Dan Casey of Future Electronics talks to Richard Wilson about how the distributor is supporting local designers.
Make no mistake the upturn is happening and distributors are making the most of a new wave of design starts in the UK.
This is the view of Dan Casey, European managing director of Future Electronics, who sees similarities between the new design activity taking place in the UK and that in Silicon Valley in the US.
“The UK design community is like another California, projects are being designed here and manufactured somewhere else,” says Casey.
Casey believes that the distributor can tap in to this local design activity with its plan to introduce a series of end-market focused sales channels, which he calls “verticals”.
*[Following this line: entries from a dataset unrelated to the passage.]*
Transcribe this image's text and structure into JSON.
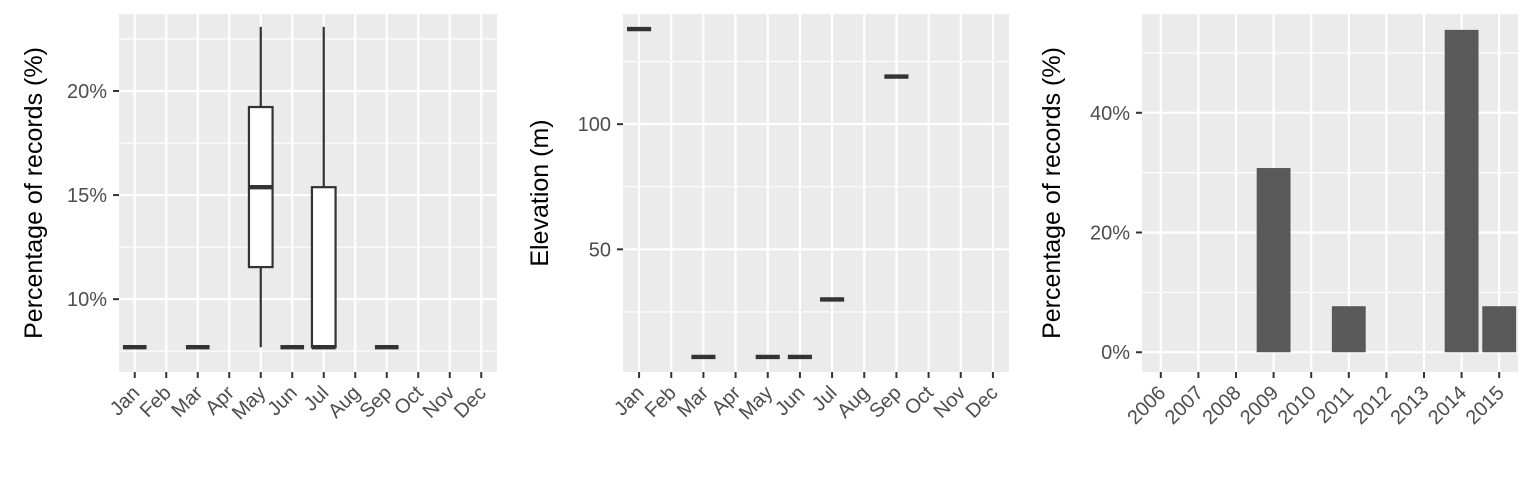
{
  "chart_data": [
    {
      "type": "boxplot",
      "title": "",
      "xlabel": "",
      "ylabel": "Percentage of records (%)",
      "categories": [
        "Jan",
        "Feb",
        "Mar",
        "Apr",
        "May",
        "Jun",
        "Jul",
        "Aug",
        "Sep",
        "Oct",
        "Nov",
        "Dec"
      ],
      "ylim": [
        6.5,
        23.7
      ],
      "yticks": [
        10,
        15,
        20
      ],
      "ytick_labels": [
        "10%",
        "15%",
        "20%"
      ],
      "boxes": [
        {
          "category": "Jan",
          "min": 7.69,
          "q1": 7.69,
          "median": 7.69,
          "q3": 7.69,
          "max": 7.69
        },
        {
          "category": "Mar",
          "min": 7.69,
          "q1": 7.69,
          "median": 7.69,
          "q3": 7.69,
          "max": 7.69
        },
        {
          "category": "May",
          "min": 7.69,
          "q1": 11.54,
          "median": 15.38,
          "q3": 19.23,
          "max": 23.08
        },
        {
          "category": "Jun",
          "min": 7.69,
          "q1": 7.69,
          "median": 7.69,
          "q3": 7.69,
          "max": 7.69
        },
        {
          "category": "Jul",
          "min": 7.69,
          "q1": 7.69,
          "median": 7.69,
          "q3": 15.38,
          "max": 23.08
        },
        {
          "category": "Sep",
          "min": 7.69,
          "q1": 7.69,
          "median": 7.69,
          "q3": 7.69,
          "max": 7.69
        }
      ],
      "grid": true,
      "legend": "none"
    },
    {
      "type": "boxplot",
      "title": "",
      "xlabel": "",
      "ylabel": "Elevation (m)",
      "categories": [
        "Jan",
        "Feb",
        "Mar",
        "Apr",
        "May",
        "Jun",
        "Jul",
        "Aug",
        "Sep",
        "Oct",
        "Nov",
        "Dec"
      ],
      "ylim": [
        1,
        144
      ],
      "yticks": [
        50,
        100
      ],
      "ytick_labels": [
        "50",
        "100"
      ],
      "boxes": [
        {
          "category": "Jan",
          "min": 138,
          "q1": 138,
          "median": 138,
          "q3": 138,
          "max": 138
        },
        {
          "category": "Mar",
          "min": 7,
          "q1": 7,
          "median": 7,
          "q3": 7,
          "max": 7
        },
        {
          "category": "May",
          "min": 7,
          "q1": 7,
          "median": 7,
          "q3": 7,
          "max": 7
        },
        {
          "category": "Jun",
          "min": 7,
          "q1": 7,
          "median": 7,
          "q3": 7,
          "max": 7
        },
        {
          "category": "Jul",
          "min": 30,
          "q1": 30,
          "median": 30,
          "q3": 30,
          "max": 30
        },
        {
          "category": "Sep",
          "min": 119,
          "q1": 119,
          "median": 119,
          "q3": 119,
          "max": 119
        }
      ],
      "grid": true,
      "legend": "none"
    },
    {
      "type": "bar",
      "title": "",
      "xlabel": "",
      "ylabel": "Percentage of records (%)",
      "categories": [
        "2006",
        "2007",
        "2008",
        "2009",
        "2010",
        "2011",
        "2012",
        "2013",
        "2014",
        "2015"
      ],
      "values": [
        0,
        0,
        0,
        30.77,
        0,
        7.69,
        0,
        0,
        53.85,
        7.69
      ],
      "ylim": [
        -3.3,
        56.5
      ],
      "yticks": [
        0,
        20,
        40
      ],
      "ytick_labels": [
        "0%",
        "20%",
        "40%"
      ],
      "grid": true,
      "legend": "none"
    }
  ]
}
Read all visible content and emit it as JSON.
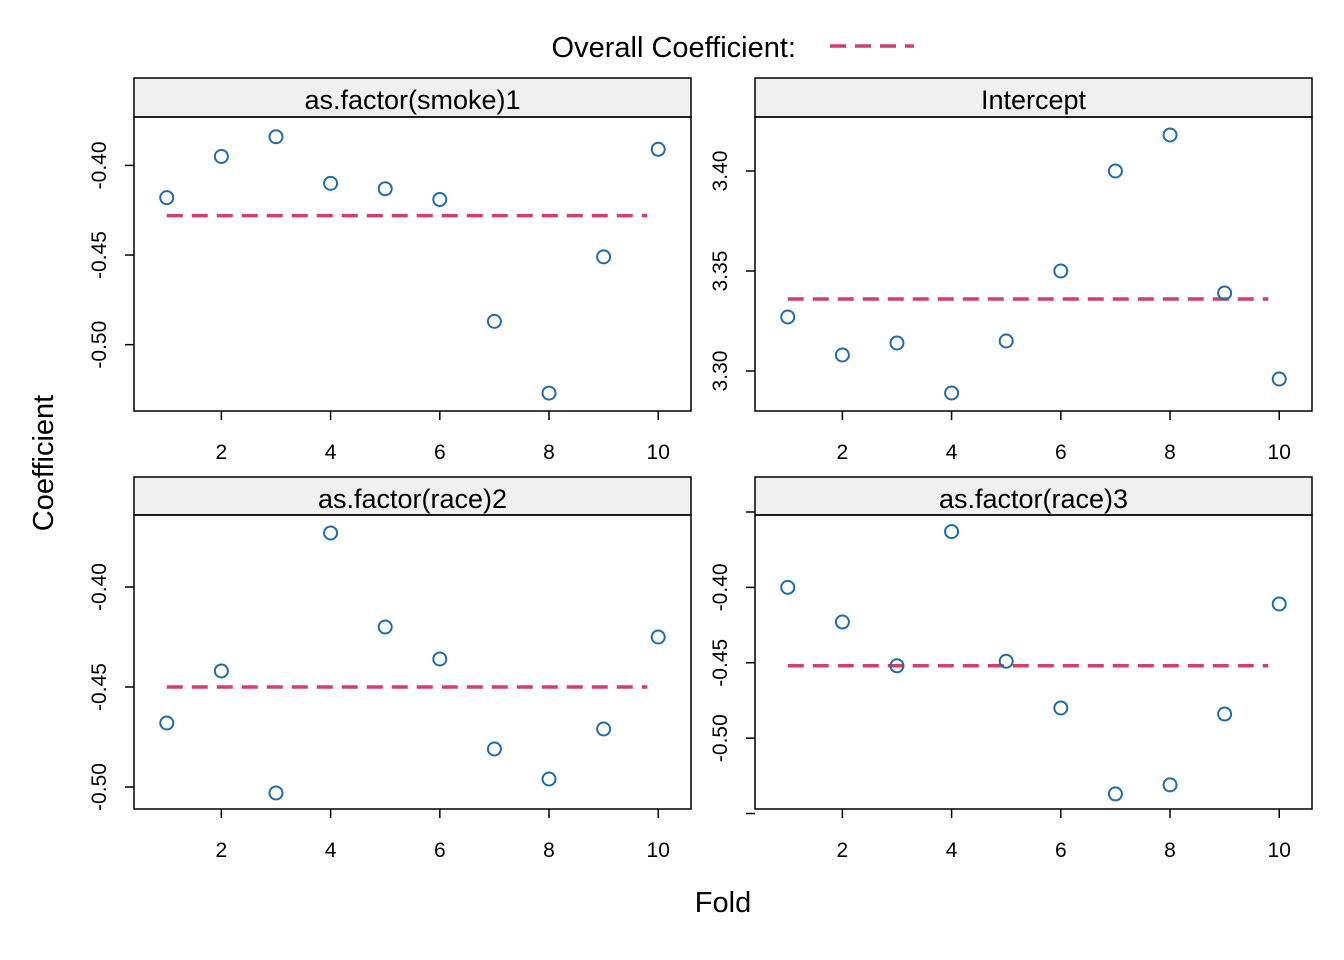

The aim is to replicate the success Future has had over the last few years with is LED lighting and renewable energy product channels.
“These verticals are defined by development activity in the local market which here means security, smart metering and high end audio as well lighting and energy,” says Casey.
“My target is to roll out one new vertical each quarter and the first one will be audio,” says Casey.
This will include new audio IC lines, reference designs and software. “We are definitely looking to increase our strength in the area of software development and support,” says Casey.
See also: Development board for Freescale smart meter chip
To short-cut the time-consuming process of connecting development boards from different chip suppliers together in a full system, the distributor came up with a method which uses a common bus interface and physical interconnect format to plug in multiple development boards featuring components from different manufacturers.
Initially launched as Future-Blox based on Freescale processors, the concept has been added to over the years which it promotes through its “Board Club” developers website.
Recent examples are the reference design for embedded systems based around the Microchip PIC32MX5, MX6 and MX7 families of 32-bit microcontrollers and the Panel Interface Module (PIM) which is based on Freescale’s i.MX ranges of 32-bit microprocessors.